Duncan Coutts wrote:
> On Sun, 2009-01-18 at 15:11 +0100, Marcus D. Gabriel wrote:
>   
>> Duncan Coutts wrote:
>>     
>>> On Sun, 2009-01-18 at 12:02 +0100, Marcus D. Gabriel wrote:
>>>   
>>>       
>>>> Brent Yorgey wrote:
>>>>     
>>>>         
>>>>>> P2. There should be no information loss, that is, keep the
>>>>>>         
>>>>>>             
>>>> delimiters,
>>>>     
>>>>         
>>>>>> keep the separators, keep the parts of the original list xs that
>>>>>>         
>>>>>>             
>>>> satisfy
>>>>     
>>>>         
>>>>>> a predicate p, do not lose information about the beginning and the
>>>>>>         
>>>>>>             
>>>> end
>>>>     
>>>>         
>>>>>> of the list relative to the first and last elements of the list
>>>>>> respectively.

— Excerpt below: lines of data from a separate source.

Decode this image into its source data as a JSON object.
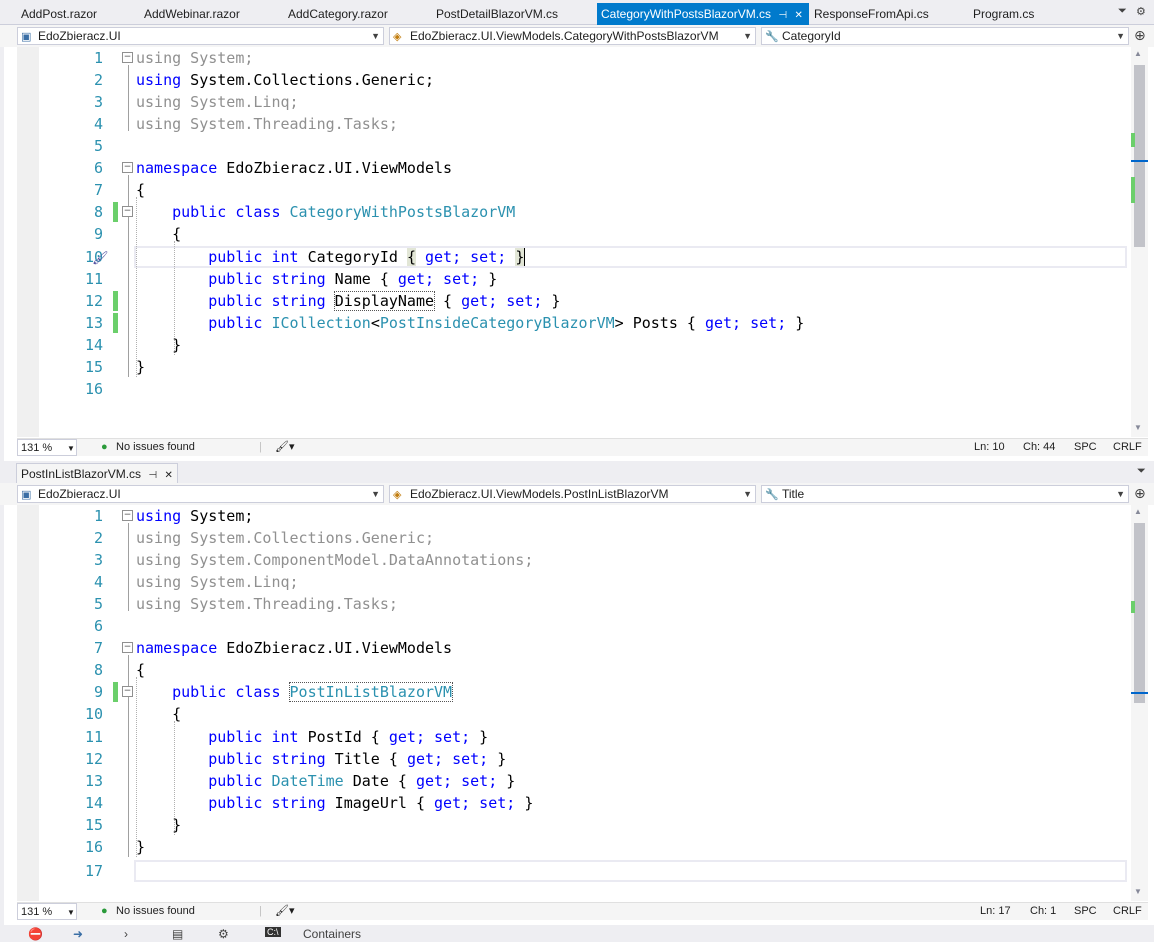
{
  "tabs": [
    {
      "label": "AddPost.razor"
    },
    {
      "label": "AddWebinar.razor"
    },
    {
      "label": "AddCategory.razor"
    },
    {
      "label": "PostDetailBlazorVM.cs"
    },
    {
      "label": "CategoryWithPostsBlazorVM.cs",
      "active": true
    },
    {
      "label": "ResponseFromApi.cs"
    },
    {
      "label": "Program.cs"
    }
  ],
  "tab_strip": {
    "pin_glyph": "⊣",
    "close_glyph": "✕",
    "dropdown_glyph": "⏷",
    "settings_glyph": "⚙"
  },
  "pane1": {
    "nav": {
      "project": "EdoZbieracz.UI",
      "type": "EdoZbieracz.UI.ViewModels.CategoryWithPostsBlazorVM",
      "member": "CategoryId"
    },
    "lines": [
      {
        "n": "1"
      },
      {
        "n": "2"
      },
      {
        "n": "3"
      },
      {
        "n": "4"
      },
      {
        "n": "5"
      },
      {
        "n": "6"
      },
      {
        "n": "7"
      },
      {
        "n": "8"
      },
      {
        "n": "9"
      },
      {
        "n": "10"
      },
      {
        "n": "11"
      },
      {
        "n": "12"
      },
      {
        "n": "13"
      },
      {
        "n": "14"
      },
      {
        "n": "15"
      },
      {
        "n": "16"
      }
    ],
    "code": {
      "l1_kw": "using",
      "l1_rest": " System;",
      "l2_kw": "using",
      "l2_rest": " System.Collections.Generic;",
      "l3": "using System.Linq;",
      "l4": "using System.Threading.Tasks;",
      "l6_kw": "namespace",
      "l6_rest": " EdoZbieracz.UI.ViewModels",
      "l7": "{",
      "l8_kw": "public class",
      "l8_ty": "CategoryWithPostsBlazorVM",
      "l9": "{",
      "l10_kw": "public int",
      "l10_name": " CategoryId ",
      "l10_b1": "{",
      "l10_acc": " get; set; ",
      "l10_b2": "}",
      "l11_kw": "public string",
      "l11_name": " Name { ",
      "l11_acc": "get; set;",
      "l11_end": " }",
      "l12_kw": "public string",
      "l12_name": "DisplayName",
      "l12_open": " { ",
      "l12_acc": "get; set;",
      "l12_end": " }",
      "l13_kw": "public",
      "l13_ty1": "ICollection",
      "l13_lt": "<",
      "l13_ty2": "PostInsideCategoryBlazorVM",
      "l13_gt": ">",
      "l13_name": " Posts { ",
      "l13_acc": "get; set;",
      "l13_end": " }",
      "l14": "}",
      "l15": "}"
    },
    "status": {
      "zoom": "131 %",
      "issues": "No issues found",
      "ln": "Ln: 10",
      "ch": "Ch: 44",
      "ws": "SPC",
      "eol": "CRLF"
    }
  },
  "pane2": {
    "tab": {
      "label": "PostInListBlazorVM.cs"
    },
    "nav": {
      "project": "EdoZbieracz.UI",
      "type": "EdoZbieracz.UI.ViewModels.PostInListBlazorVM",
      "member": "Title"
    },
    "lines": [
      {
        "n": "1"
      },
      {
        "n": "2"
      },
      {
        "n": "3"
      },
      {
        "n": "4"
      },
      {
        "n": "5"
      },
      {
        "n": "6"
      },
      {
        "n": "7"
      },
      {
        "n": "8"
      },
      {
        "n": "9"
      },
      {
        "n": "10"
      },
      {
        "n": "11"
      },
      {
        "n": "12"
      },
      {
        "n": "13"
      },
      {
        "n": "14"
      },
      {
        "n": "15"
      },
      {
        "n": "16"
      },
      {
        "n": "17"
      }
    ],
    "code": {
      "l1_kw": "using",
      "l1_rest": " System;",
      "l2": "using System.Collections.Generic;",
      "l3": "using System.ComponentModel.DataAnnotations;",
      "l4": "using System.Linq;",
      "l5": "using System.Threading.Tasks;",
      "l7_kw": "namespace",
      "l7_rest": " EdoZbieracz.UI.ViewModels",
      "l8": "{",
      "l9_kw": "public class",
      "l9_ty": "PostInListBlazorVM",
      "l10": "{",
      "l11_kw": "public int",
      "l11_name": " PostId { ",
      "l11_acc": "get; set;",
      "l11_end": " }",
      "l12_kw": "public string",
      "l12_name": " Title { ",
      "l12_acc": "get; set;",
      "l12_end": " }",
      "l13_kw": "public",
      "l13_ty": "DateTime",
      "l13_name": " Date { ",
      "l13_acc": "get; set;",
      "l13_end": " }",
      "l14_kw": "public string",
      "l14_name": " ImageUrl { ",
      "l14_acc": "get; set;",
      "l14_end": " }",
      "l15": "}",
      "l16": "}"
    },
    "status": {
      "zoom": "131 %",
      "issues": "No issues found",
      "ln": "Ln: 17",
      "ch": "Ch: 1",
      "ws": "SPC",
      "eol": "CRLF"
    }
  },
  "bottom_toolbar": {
    "containers": "Containers"
  },
  "colors": {
    "accent": "#007acc",
    "keyword": "#0000ff",
    "type": "#2b91af",
    "change_margin": "#6bcf6b"
  }
}
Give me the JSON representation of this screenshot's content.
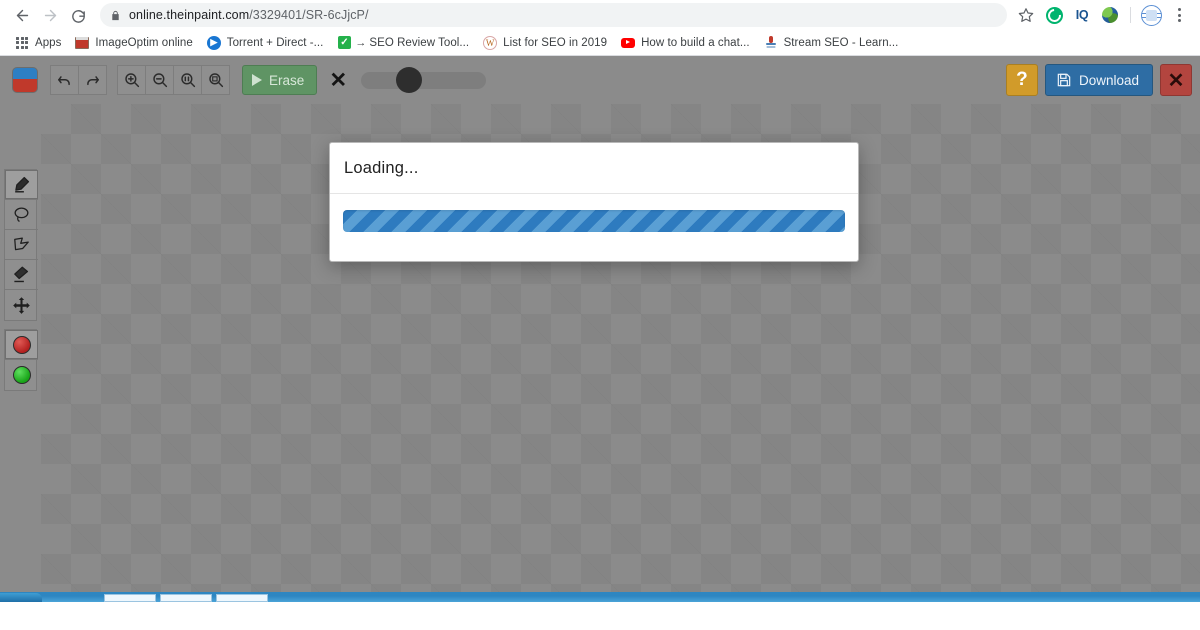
{
  "browser": {
    "url_display": "online.theinpaint.com/3329401/SR-6cJjcP/",
    "url_domain": "online.theinpaint.com",
    "url_path": "/3329401/SR-6cJjcP/",
    "back_label": "Back",
    "forward_label": "Forward",
    "reload_label": "Reload",
    "lock_icon": "lock-icon",
    "bookmark_star_icon": "star-icon",
    "extensions": [
      {
        "name": "grammarly-extension-icon",
        "label": "G"
      },
      {
        "name": "iq-extension-icon",
        "label": "IQ"
      },
      {
        "name": "globe-extension-icon",
        "label": ""
      },
      {
        "name": "seo-meter-extension-icon",
        "label": ""
      }
    ],
    "menu_icon": "kebab-menu-icon",
    "bookmarks": [
      {
        "label": "Apps",
        "icon": "apps-grid-icon"
      },
      {
        "label": "ImageOptim online",
        "icon": "imageoptim-favicon"
      },
      {
        "label": "Torrent + Direct -...",
        "icon": "torrent-favicon"
      },
      {
        "label": "SEO Review Tool...",
        "icon": "checkmark-favicon",
        "prefix": "→"
      },
      {
        "label": "List for SEO in 2019",
        "icon": "wikipedia-favicon"
      },
      {
        "label": "How to build a chat...",
        "icon": "youtube-favicon"
      },
      {
        "label": "Stream SEO - Learn...",
        "icon": "streamseo-favicon"
      }
    ]
  },
  "app": {
    "logo_name": "inpaint-logo",
    "toolbar": {
      "undo_label": "Undo",
      "redo_label": "Redo",
      "zoom_in_label": "Zoom In",
      "zoom_out_label": "Zoom Out",
      "zoom_actual_label": "Actual Size 1:1",
      "zoom_fit_label": "Fit to Screen",
      "erase_label": "Erase",
      "clear_label": "✕",
      "brush_size_value": "30",
      "help_label": "?",
      "download_label": "Download",
      "close_label": "✕"
    },
    "palette": {
      "tools": [
        {
          "name": "marker-tool",
          "label": "Marker",
          "active": true
        },
        {
          "name": "lasso-tool",
          "label": "Lasso",
          "active": false
        },
        {
          "name": "polygon-lasso-tool",
          "label": "Polygon Lasso",
          "active": false
        },
        {
          "name": "eraser-tool",
          "label": "Eraser",
          "active": false
        },
        {
          "name": "move-tool",
          "label": "Move",
          "active": false
        }
      ],
      "colors": [
        {
          "name": "red-swatch",
          "hex": "#b3201f",
          "selected": true
        },
        {
          "name": "green-swatch",
          "hex": "#17a317",
          "selected": false
        }
      ]
    },
    "modal": {
      "title": "Loading...",
      "progress_state": "indeterminate",
      "progress_percent": 100
    }
  },
  "colors": {
    "app_chrome": "#8b8b8b",
    "erase_green": "#5f9464",
    "download_blue": "#2e6da4",
    "help_gold": "#d19b2a",
    "close_red": "#b3453f",
    "progress_dark": "#2e7bbf",
    "progress_light": "#5a9fd4",
    "taskbar_blue": "#2e86c1"
  }
}
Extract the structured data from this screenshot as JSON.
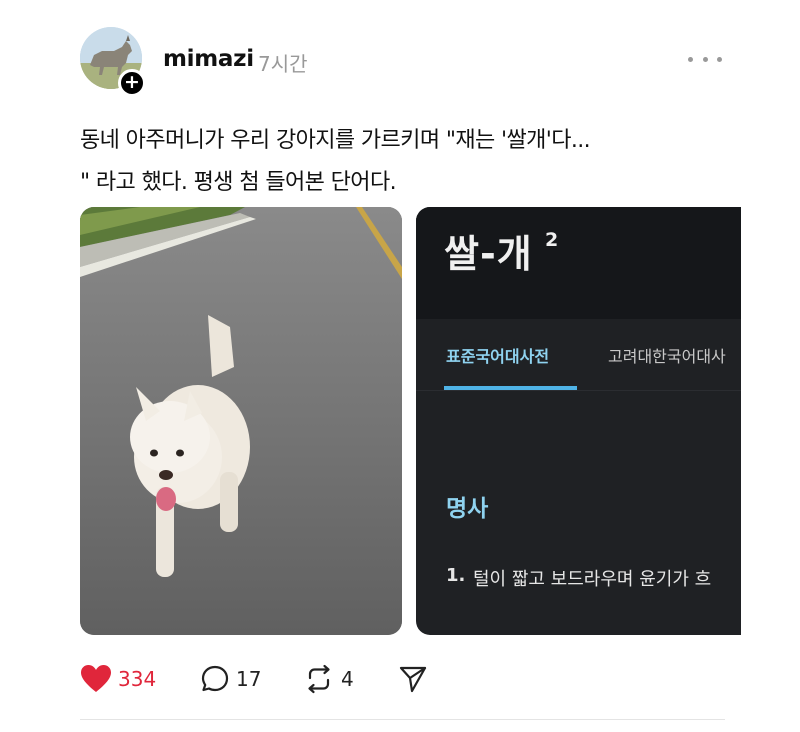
{
  "post": {
    "username": "mimazi",
    "timestamp": "7시간",
    "caption_lines": [
      "동네 아주머니가 우리 강아지를 가르키며 \"재는 '쌀개'다...",
      "\" 라고 했다. 평생 첨 들어본 단어다."
    ],
    "follow_badge": "+"
  },
  "dictionary_card": {
    "word": "쌀-개",
    "superscript": "2",
    "tabs": [
      "표준국어대사전",
      "고려대한국어대사"
    ],
    "active_tab_index": 0,
    "part_of_speech": "명사",
    "definition_number": "1.",
    "definition_text": "털이 짧고 보드라우며 윤기가 흐"
  },
  "actions": {
    "like_count": "334",
    "comment_count": "17",
    "repost_count": "4",
    "liked": true
  },
  "icons": {
    "like": "heart-icon",
    "comment": "comment-bubble-icon",
    "repost": "repost-icon",
    "share": "send-icon",
    "more": "more-dots-icon"
  },
  "colors": {
    "like_red": "#e0263b",
    "dict_accent": "#8fd3f0",
    "dict_bg": "#1f2124",
    "muted_gray": "#999999"
  }
}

The user of the function decides what to discard.
>>>>>>
>>>>>> P3. A split list should be unsplittable so as to recover the original
>>>>>> list xs. (I made up the word unsplittable.) (P2 implies P3, but let us
>>>>>> state this anyway.)
>>>>>>         
>>>>>>             
>>>>> I'm not sure I agree with this.
>>>>>       
>>>>>           
>>>> Thanks for stating this.  Dropping P3 would change my
>>>> thinking about this topic, that is, if we drop P3, then
>>>> I would prefer that no splitter functions are added to
>>>> Data.List and that it is left as is.
>>>>
>>>>     
>>>>         
>>>>> The problem is that much (most?) of
>>>>> the time, people looking for a split function want to discard
>>>>> delimiters; for example, if you have a string like "foo;bar;baz" and
>>>>> you want to split it into ["foo","bar","baz"].
>>>>>       
>>>>>           
>>>> I agree with this comment when thinking about strings and what
>>>> I would do most of the time and from a pragmatic point of view.
>>>>     
>>>>         
>>> Indeed, the existing Data.List.words is certainly lossyand deliberately
>>> so. It's also useful and widely used.
>>>
>>> On the other hand it is a widely held view that Data.List.lines should
>>> not be lossy, ie that Data.List.unlines . Data.List.lines  should be the
>>> identity. In the current implementation of lines . unlines it is not the
>>> case because of the way it handles a trailing newline.
>>>       
>
>   
>> An argument for not placing any fundamental splitter functions
>> in Data.List that are lossy if I ever read one.
>>
>> The user of these functions should explicitly choose to lose
>> information.  Then the documentation in the Haskell 98 report
>> might have stated instead something like
>>
>>   unlines . lines == id iff xs ends with '\n'
>>
>> which would at least be up front.
>>     
>
> Of course, the properties should have been specified. But are you also
> really saying that 'words' should have been omitted from the List
> module?
>   

Good catch, very good catch.  Historically, it is there, so
pragmatically, it stays.

This go backs to my question about module, package, or library design.
A set of Data.List design criteria could have been set up such that

> unlines :: [String] -> String
> unwords :: [String] -> String

were not in List of Haskell 98 but in a smaller, specific module,
something similar to Data.Char for example.  I recall that when
I was first learning Haskell and browsed List under Hugs, these
two functions stood out compared to everything else simply because
of their type signature.

Well Duncan, you kind of undermined the perspective that I was trying
to construct.  You pushed my view to Alex's one about simply
leaving Data.List alone and moving forward with Data.List.Split.

Assuming this, then from a very pragmatic point of view, I would
tell a new programmer to Haskell to study Data.List first, and if
you do not find for what you are looking, try Data.List.Split.

Still, I am curious what Brent will write.

Cheers,
- Marcus